I sat on the rocking chair still as a stone. I stared into the dancing fire thinking to myself. Peter had fallen asleep moments ago. I could tell he has had a long day. I don't know how I'm going to support him. It was hard enough to get food for myself but now for him as well? I tried pushing those thoughts to the back of my head and I thought about the fact that I know have someone to keep me company. I've been alone for so long I reckon he'll find me weird and leave. That's what scared me. That I would be solitarily confined to this place once again. I couldn't go to Lathance or else I would be thrown in the dungeon. And I don't know where else to go.
It saddened me to know that there was still a possibility that I would be alone again. The empty feeling I felt would return, and the sleepless nights would feel like they never left. I vaguely remember when I was a child, I would sleep in my parents bed holding my bear close and feeling like they were right there with me, but when I opened my eyes, they were nowhere to be found.
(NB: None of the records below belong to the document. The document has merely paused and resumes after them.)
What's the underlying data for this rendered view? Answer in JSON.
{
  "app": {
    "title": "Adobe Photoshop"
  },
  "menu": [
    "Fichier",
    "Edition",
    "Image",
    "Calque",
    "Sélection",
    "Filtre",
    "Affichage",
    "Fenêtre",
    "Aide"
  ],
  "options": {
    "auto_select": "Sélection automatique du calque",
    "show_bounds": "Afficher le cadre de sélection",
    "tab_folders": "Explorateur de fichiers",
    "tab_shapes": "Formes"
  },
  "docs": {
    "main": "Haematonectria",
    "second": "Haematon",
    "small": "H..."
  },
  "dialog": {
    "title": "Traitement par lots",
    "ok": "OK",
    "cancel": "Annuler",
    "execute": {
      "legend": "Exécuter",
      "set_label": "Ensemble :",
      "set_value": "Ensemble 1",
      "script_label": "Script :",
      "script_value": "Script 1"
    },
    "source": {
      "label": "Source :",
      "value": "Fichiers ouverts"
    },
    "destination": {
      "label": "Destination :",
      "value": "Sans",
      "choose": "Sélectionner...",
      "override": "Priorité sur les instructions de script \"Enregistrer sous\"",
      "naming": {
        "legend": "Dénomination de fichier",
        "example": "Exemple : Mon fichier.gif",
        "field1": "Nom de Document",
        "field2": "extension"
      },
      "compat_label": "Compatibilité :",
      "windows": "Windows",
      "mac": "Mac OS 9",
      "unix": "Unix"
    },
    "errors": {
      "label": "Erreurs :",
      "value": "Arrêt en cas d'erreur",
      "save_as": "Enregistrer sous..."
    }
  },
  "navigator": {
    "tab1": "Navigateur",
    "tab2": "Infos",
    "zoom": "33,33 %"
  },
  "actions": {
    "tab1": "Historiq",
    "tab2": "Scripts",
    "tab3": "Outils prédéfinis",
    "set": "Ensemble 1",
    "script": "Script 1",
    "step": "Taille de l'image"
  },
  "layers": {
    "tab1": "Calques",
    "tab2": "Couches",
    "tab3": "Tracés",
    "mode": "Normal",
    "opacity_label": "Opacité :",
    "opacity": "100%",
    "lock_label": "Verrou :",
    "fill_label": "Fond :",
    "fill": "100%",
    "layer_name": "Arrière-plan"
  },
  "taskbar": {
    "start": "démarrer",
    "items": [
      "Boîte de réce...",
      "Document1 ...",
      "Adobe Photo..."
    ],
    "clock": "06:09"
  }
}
A tear escaped my eye as all the memories flooded my head. The more I thought about it, the sadder I got. I couldn't take my eyes off of the flames. What I hadn't realised is, as my emotions grew stronger, the fire grew larger.
"You've practically raised yourself. You had to survive in these woods all alone. No one to protect you from danger. No one to soothe your nightmares or even kiss you goodnight." My heart raced at the cold hard facts going through my thoughts. My eyes were glossy and my grip on the arm of the chair grew tighter. "It's gotten so bad that you were excited to have a simple conversation with a stranger and now you're letting him stay with you."
My saddness and anger had hit it's peak. My body was tensing. The fire had roared out of the chimney and I fell back sheilding myself from the burn. When I moved my hands down the fire had gone down to a single, small flame burning on the firewood.
"What was that?" I whispered to myself.
I leaned closer to the fire and studied it. How did that happen? It just accelerated without anyone doing anything to it? I looked back to Peter who was shifting in the small bed. It couldn't have been him? I ran outside to see if someone had found the cottage. No one was in sight.
I went back inside and sat on the chair, rubbing my eyes. It has been a long day. I'm probably just exhausted. I slowly drifted to sleep, with the small mysterious flame being the last thing I saw.
—
My eyes shot open due to a violent noise. I looked around panting. I was some what calmed because it was just Peter still shifting in the bed. He had a discomforted expression on his face.
"No... no... I didn't mean it. I DIDN'T MEAN TO!" Peter shouted.
I ran over to him and held his shoulders to stop his trembling. "Shh, shh, it's okay. You're fine. It's safe." I explained.
He lifted his back off of the bed, his eyes were wide and alert. His breathing was frantic. "Wh-what happened?"
"I was just about to ask you the same thing." I said, pushing his damp hair off of his forehead.
"I-It was j-just a nightmare." He tried to explain.
"Well would you like to talk about it?" I asked, setting on my knees ready to listen.
He was quiet for a moment, and when he was ready to speak again he spoke in shame. "It was my father," He started. He looked to the floor trying not to let the tears run down his face. "He was shouting at me. 'You did it! You killed her! None of this would have happened if you hadn't come along!" He recited through his tears. He looked up at me, with the only source of light coming from the moon seeping through the window, his eyes glistened in saddness. "But I didn't." He exclaimed. "I didn't kill her."
"Didn't kill who?" I finally asked.
His lips pursed together. His eyes scrunched, squeezing the tears out. "My mother..."
I didn't know what my reaction should be, so I just stared at him eager to hear more.
"She died when I was a baby. I don't know why. But my father blamed her death on me." He furrowed his eyebrows. "He blamed me! An innocent baby just coming into this vile world, knowing nothing of life nor death!" He complained.
I sat there, feeling sympathetic for him.
"He's made me feel guilty. Every chance he had to verbally abuse me, he took, never letting me forget that the day of my birth was the day of my mother's death. I eventually grew tired of it and ran away. Not long after I was captured and put into a foster home. Demonstrous place it was. My foster parents never liked any of the children they were caring for. Just the money that we brought in. And when they had enough money, they would throw us out. That's when I was introduced to the world of road sweeping."
"Wow." The one word that could sum up my thoughts. In my opinion, it was a poor choice of a word, but it was all I could come up with. I just wonder how long he has been keeping that in? It sounds like something he's had on his mind for ages. I was honoured to be the one he let it out to.
"I'm sorry I woke you." He said.
"Oh it's alright. I have every other night to sleep. I'm sorry that you had to go through that pain." Better choice of words Elle. I thought to myself.
"Well, now that I've gotten that burden off of my chest, I'm going to try to sleep now." He half smiled.
"Okay." I smiled back and went to my bed.
"Thank you Elle." He said. I turned around. "Thank you for everything."
The smile crept it's way back onto my face. "You're welcome Peter."